The second-instance court of the Khanty-Mansi Autonomous Okrug refused to recognise a resident of Urai town and her children as representatives of the Mansi.

mansi elamu

The woman had appealed against the decision of the court of first instance. In the meantime, it had been explained that the claimant’s great-grandmother and grandmother were registered as Mansi, while her father and the claimant herself were registered as Russians. ‘The appellant had no documentary proof that his family belonged to the Mansi ethnic group,’ the court’s press release said. The appellant also did not challenge the decision, arguing that she does not live in a traditional Mansi habitat, does not engage in traditional economic activities and has not preserved the Mansi language.

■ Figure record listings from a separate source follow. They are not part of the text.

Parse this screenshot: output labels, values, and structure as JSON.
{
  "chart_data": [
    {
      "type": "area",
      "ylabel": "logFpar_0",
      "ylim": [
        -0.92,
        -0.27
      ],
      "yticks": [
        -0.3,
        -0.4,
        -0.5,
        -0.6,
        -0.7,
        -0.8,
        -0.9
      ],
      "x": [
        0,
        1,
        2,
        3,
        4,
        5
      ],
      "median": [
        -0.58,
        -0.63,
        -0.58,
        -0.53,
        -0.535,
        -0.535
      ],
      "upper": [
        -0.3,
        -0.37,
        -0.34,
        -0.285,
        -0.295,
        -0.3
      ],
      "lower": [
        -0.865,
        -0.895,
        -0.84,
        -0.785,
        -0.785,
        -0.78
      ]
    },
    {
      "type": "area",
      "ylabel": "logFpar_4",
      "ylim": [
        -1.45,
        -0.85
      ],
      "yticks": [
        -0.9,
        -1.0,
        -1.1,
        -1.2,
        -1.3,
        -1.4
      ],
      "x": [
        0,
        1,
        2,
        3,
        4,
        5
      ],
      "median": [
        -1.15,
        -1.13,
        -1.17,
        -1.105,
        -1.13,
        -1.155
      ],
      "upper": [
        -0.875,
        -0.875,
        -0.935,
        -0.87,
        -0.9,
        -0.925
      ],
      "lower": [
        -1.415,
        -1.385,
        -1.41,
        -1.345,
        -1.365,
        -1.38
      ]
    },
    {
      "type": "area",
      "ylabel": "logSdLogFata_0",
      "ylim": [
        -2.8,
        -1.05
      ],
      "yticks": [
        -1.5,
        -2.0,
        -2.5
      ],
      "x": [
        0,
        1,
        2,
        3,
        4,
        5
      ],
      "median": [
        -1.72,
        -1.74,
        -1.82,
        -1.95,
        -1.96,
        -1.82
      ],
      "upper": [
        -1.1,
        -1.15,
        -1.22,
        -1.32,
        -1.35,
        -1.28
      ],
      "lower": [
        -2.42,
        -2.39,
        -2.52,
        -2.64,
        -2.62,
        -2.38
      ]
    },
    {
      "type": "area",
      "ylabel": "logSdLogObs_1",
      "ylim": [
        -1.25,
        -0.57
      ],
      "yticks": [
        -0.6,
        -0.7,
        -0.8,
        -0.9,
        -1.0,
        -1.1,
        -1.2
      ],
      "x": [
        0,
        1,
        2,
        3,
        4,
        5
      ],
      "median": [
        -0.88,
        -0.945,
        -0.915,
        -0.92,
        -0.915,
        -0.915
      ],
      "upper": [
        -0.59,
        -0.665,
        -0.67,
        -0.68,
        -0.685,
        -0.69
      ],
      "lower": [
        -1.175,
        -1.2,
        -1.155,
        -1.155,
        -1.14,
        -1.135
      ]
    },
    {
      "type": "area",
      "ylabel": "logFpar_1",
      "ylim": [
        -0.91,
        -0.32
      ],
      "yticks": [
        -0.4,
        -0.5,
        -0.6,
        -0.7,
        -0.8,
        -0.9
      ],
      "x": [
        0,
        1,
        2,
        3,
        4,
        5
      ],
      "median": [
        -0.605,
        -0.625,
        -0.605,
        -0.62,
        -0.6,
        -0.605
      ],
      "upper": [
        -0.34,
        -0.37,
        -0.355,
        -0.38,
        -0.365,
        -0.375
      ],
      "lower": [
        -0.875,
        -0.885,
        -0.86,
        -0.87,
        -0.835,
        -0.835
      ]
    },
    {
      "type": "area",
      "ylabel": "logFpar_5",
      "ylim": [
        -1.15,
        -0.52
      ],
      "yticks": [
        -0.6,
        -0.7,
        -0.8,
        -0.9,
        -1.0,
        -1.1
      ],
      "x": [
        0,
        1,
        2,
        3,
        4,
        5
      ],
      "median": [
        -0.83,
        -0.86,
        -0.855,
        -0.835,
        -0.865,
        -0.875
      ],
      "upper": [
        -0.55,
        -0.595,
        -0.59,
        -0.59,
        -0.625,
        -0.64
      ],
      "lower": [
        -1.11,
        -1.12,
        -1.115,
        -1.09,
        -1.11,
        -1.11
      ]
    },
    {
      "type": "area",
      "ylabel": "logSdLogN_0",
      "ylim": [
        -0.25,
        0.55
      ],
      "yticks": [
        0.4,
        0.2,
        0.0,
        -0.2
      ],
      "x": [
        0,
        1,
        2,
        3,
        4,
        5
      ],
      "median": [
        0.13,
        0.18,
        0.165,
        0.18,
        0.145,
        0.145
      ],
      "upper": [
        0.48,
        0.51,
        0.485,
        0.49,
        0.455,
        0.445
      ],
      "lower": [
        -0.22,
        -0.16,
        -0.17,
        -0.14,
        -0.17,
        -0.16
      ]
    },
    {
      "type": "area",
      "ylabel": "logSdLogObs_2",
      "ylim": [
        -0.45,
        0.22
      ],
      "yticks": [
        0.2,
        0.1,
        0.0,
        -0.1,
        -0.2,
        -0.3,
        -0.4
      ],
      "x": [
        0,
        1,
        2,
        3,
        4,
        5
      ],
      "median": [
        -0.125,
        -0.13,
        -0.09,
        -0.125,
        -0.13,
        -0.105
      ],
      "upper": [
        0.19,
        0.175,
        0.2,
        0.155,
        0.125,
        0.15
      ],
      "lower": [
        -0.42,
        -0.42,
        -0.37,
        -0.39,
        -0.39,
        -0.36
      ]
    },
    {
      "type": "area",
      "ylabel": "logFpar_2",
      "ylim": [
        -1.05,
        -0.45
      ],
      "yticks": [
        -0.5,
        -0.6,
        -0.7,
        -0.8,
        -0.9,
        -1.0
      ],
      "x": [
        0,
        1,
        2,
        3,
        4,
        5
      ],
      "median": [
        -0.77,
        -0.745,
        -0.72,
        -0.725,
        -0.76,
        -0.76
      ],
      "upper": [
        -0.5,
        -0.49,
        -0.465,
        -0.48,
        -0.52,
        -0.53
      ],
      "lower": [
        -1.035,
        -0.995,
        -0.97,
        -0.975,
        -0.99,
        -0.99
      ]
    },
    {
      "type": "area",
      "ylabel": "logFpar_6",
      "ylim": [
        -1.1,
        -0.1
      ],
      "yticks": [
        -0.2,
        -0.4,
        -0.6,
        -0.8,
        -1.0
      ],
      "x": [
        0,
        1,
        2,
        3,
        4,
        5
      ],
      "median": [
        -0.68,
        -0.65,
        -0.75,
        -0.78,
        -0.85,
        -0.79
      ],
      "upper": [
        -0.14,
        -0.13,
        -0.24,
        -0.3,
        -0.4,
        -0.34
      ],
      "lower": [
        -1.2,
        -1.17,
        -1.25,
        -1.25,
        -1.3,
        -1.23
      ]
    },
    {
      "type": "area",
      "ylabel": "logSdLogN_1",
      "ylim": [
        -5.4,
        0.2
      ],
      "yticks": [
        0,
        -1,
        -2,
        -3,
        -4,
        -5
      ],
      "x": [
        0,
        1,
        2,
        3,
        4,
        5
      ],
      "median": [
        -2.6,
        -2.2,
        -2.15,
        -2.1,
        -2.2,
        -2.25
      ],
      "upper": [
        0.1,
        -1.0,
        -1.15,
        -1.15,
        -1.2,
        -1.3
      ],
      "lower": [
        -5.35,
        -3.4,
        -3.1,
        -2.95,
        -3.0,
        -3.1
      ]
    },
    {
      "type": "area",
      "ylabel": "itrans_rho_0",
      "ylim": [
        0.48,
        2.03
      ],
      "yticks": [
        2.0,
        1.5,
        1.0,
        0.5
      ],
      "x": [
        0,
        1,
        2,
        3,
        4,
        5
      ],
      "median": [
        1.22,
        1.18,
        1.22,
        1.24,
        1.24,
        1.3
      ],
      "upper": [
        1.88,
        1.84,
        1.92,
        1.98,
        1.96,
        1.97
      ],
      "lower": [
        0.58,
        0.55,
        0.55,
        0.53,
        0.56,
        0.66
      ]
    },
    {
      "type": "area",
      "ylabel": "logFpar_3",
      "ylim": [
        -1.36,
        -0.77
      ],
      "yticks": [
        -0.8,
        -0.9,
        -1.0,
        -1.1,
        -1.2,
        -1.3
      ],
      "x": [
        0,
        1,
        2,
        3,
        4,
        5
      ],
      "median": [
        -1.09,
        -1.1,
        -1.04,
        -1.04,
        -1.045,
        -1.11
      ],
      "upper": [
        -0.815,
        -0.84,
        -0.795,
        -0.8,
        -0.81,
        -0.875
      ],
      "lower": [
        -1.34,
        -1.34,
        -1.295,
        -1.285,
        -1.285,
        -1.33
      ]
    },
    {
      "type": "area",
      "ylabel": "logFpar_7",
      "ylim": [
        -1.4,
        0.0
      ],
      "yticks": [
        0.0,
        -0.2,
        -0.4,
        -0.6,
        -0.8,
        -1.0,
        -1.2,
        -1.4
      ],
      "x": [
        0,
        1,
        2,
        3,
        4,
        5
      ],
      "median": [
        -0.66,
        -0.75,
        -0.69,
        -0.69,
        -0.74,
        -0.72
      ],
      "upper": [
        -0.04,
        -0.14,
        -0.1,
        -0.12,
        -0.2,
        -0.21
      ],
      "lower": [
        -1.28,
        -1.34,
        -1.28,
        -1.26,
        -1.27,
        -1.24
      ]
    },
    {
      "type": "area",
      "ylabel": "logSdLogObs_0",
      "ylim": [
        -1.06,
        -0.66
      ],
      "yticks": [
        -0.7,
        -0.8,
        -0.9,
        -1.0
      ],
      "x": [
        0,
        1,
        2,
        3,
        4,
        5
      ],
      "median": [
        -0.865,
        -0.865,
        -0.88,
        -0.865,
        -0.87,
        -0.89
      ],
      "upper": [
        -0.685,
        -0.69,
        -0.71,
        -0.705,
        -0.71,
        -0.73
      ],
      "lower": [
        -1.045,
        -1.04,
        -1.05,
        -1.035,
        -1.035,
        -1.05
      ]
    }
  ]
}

In the complaint, the woman had stated that her membership of the Mansi people had to be legally established, as her family was due to receive the benefits provided for indigenous people by the Khanty-Mansi Autonomous Okrug – Yugra, and one of the family members was a hunter and therefore needed a hunting licence.

The court of second instance justified the refusal on the grounds that it is mostly a question of financial support, but the law only provides grants and benefits for those who maintain traditional ways of life and crafts. It was explained to the woman that it is still possible to fish, hunt and collect plants from the wild, regardless of nationality.

According to the laws of the Russian Federation, an indigenous people is defined as a people of less than 50,000 who live in their native land. The law provides that support is granted to those who are included in the lists of indigenous peoples and is subject to a court decision.

According to the last census, there are 12,228 Mansi living in the Russian Federation. Compared to the previous census in 2010, their number has remained unchanged. However, recently there has been a significant increase in the number of several indigenous peoples. For example, the number of Nenets has increased by as much as 11%. This has been attributed to the subsidies granted to indigenous peoples. However, the number of speakers of the ethnic language has declined significantly. For example, the number of Mansi speakers was 1,346 in the last census of 2021, while 2,093 people, or only 17% of Mansi speakers, considered Mansi as their mother tongue.